Tuesday, May 27, 2008

Anti-Virus Programs Don't Work

For years, computer users have been led to believe that an AV program (Norton, McAfee, etc.) on their computer will protect from hackers. If that were true, I wouldn't have a job.

Ample research (www.battlegroundcomputers.com/resources.html) has proven that hackers have figured out how to infect your computer even with an AV program on it. How?

Well, first, you have to understand the business model that AV programs work on. I call it prescriptive defense because the AV program is trying to find something AFTER it's in your computer. By then, it's too late.

The assumption is that the AV program will examine your computer for files that it can recognize by the file signatures. (When you update your AV program, you're downloading the latest virus signatures that the AV program will use to identify virus files on your computer).

The problem with this model is that the AV companies first have to discover the virus in the "wild", then create the signature, then distribute it to your computer via automatic updates. At best, this process can take 3-5 days leaving you open to infection until you have the updated signatures. Coupled with an aggressive spam/IM campaign, hackers can deliver a virus to you long before the AV even knows about it.

Hackers modify their payloads more frequently to stay ahead of the AV detection signatures. They can instruct the virus to morph itself before spreading thereby becoming invisible to even the best AV program.

But this is only the beginning....

Instead of relying on a viral file to hack your computer, hackers are now using web sites to infect your computer through the browser (IE, Opera, Firefox, MSN, AOL, NetZero, PeoplePC, etc.).

When you connect to a web site, the browser executes the code used to create the web site - notably HTML. But HTML is limited in what it can do - it is primarily a display language and therefore cannot create attractive menus or other functionality. So, the HTML code is designed to execute scripts that are tasked to do the real work of web functionality. This is most often javascript and the browser executes all scripts on the web site WITHOUT USER INTERVENTION OR KNOWLEDGE OF THE SCRIPT.

Hackers are now hacking web sites and injecting their own links to javascripts that infect your computer. By hacking the database that generates web site HTML code (you knew that hosting companies use a database to store your web site files, right?), hackers can create thousands of viral web sites - many of them known good, safe web sites.

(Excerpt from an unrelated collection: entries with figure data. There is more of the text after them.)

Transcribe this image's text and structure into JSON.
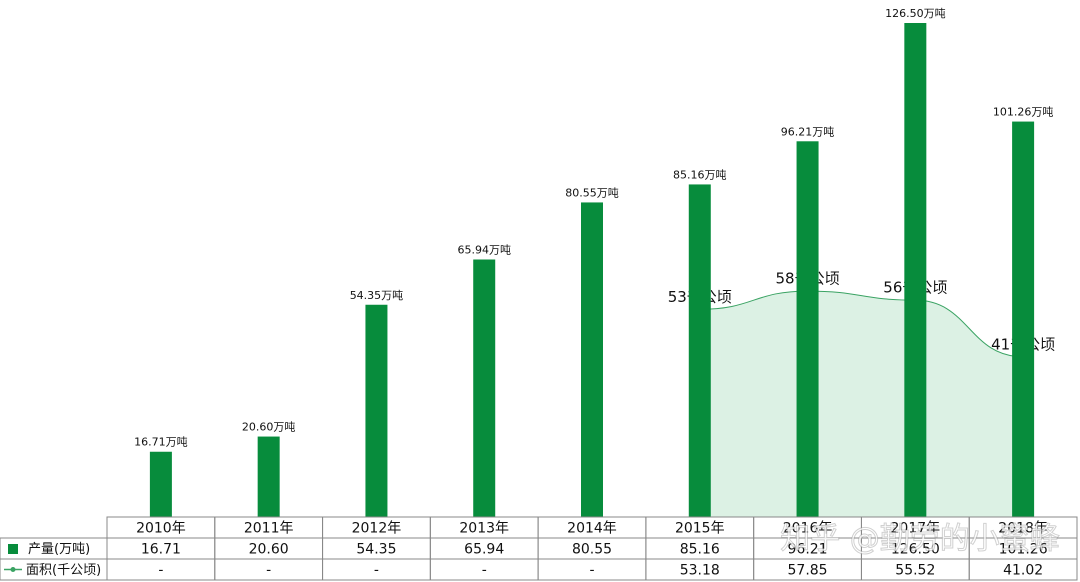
{
  "chart_data": {
    "type": "bar",
    "categories": [
      "2010年",
      "2011年",
      "2012年",
      "2013年",
      "2014年",
      "2015年",
      "2016年",
      "2017年",
      "2018年"
    ],
    "series": [
      {
        "name": "产量(万吨)",
        "type": "bar",
        "color": "#078c3c",
        "values": [
          16.71,
          20.6,
          54.35,
          65.94,
          80.55,
          85.16,
          96.21,
          126.5,
          101.26
        ],
        "value_labels": [
          "16.71万吨",
          "20.60万吨",
          "54.35万吨",
          "65.94万吨",
          "80.55万吨",
          "85.16万吨",
          "96.21万吨",
          "126.50万吨",
          "101.26万吨"
        ]
      },
      {
        "name": "面积(千公顷)",
        "type": "area",
        "color": "#3aa363",
        "values": [
          null,
          null,
          null,
          null,
          null,
          53.18,
          57.85,
          55.52,
          41.02
        ],
        "value_labels": [
          null,
          null,
          null,
          null,
          null,
          "53千公顷",
          "58千公顷",
          "56千公顷",
          "41千公顷"
        ]
      }
    ],
    "table": [
      [
        "16.71",
        "20.60",
        "54.35",
        "65.94",
        "80.55",
        "85.16",
        "96.21",
        "126.50",
        "101.26"
      ],
      [
        "-",
        "-",
        "-",
        "-",
        "-",
        "53.18",
        "57.85",
        "55.52",
        "41.02"
      ]
    ],
    "watermark": "知乎 @勤劳的小蜜蜂"
  }
}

Because scripts are executed by the browser in the context of the user, they have all the power of the user including modifying the Windows registry, modifying the NTFS file attributes/permissions (making files invisible and/or undeletable), disabling the AV and creating new user accounts.

But users still adhere to the notion that they're protected because they have an AV program. The AV companies tout their effectiveness and so create an attitude of complacency in the users. This complacency is the door through which the hackers gain access to the computer.

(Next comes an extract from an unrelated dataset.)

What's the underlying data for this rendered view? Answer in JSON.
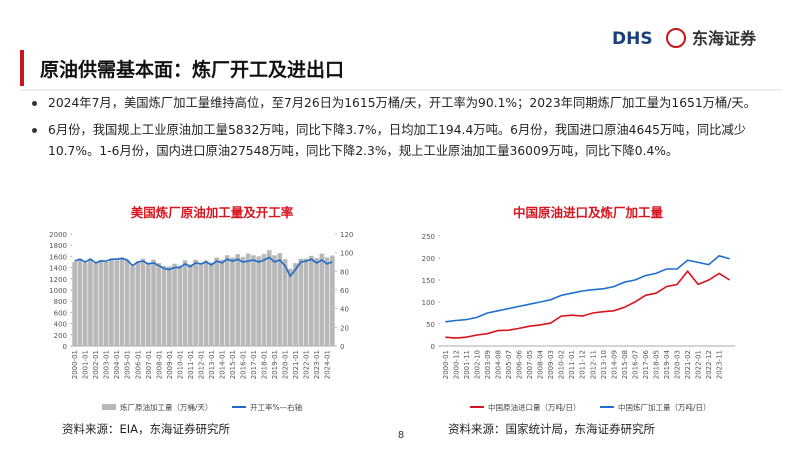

The only effective defense against hackers is preventive - blocking scripts BEFORE they can execute in your browser.

Use Firefox with the NoScript plugin to protect your computer.

Beware of any computer repair shop that claims they can remove viruses from your computer by using an AV program.

If the virus has modified your registry to do some task, the AV program has no way of knowing that - there is no signature to compare to.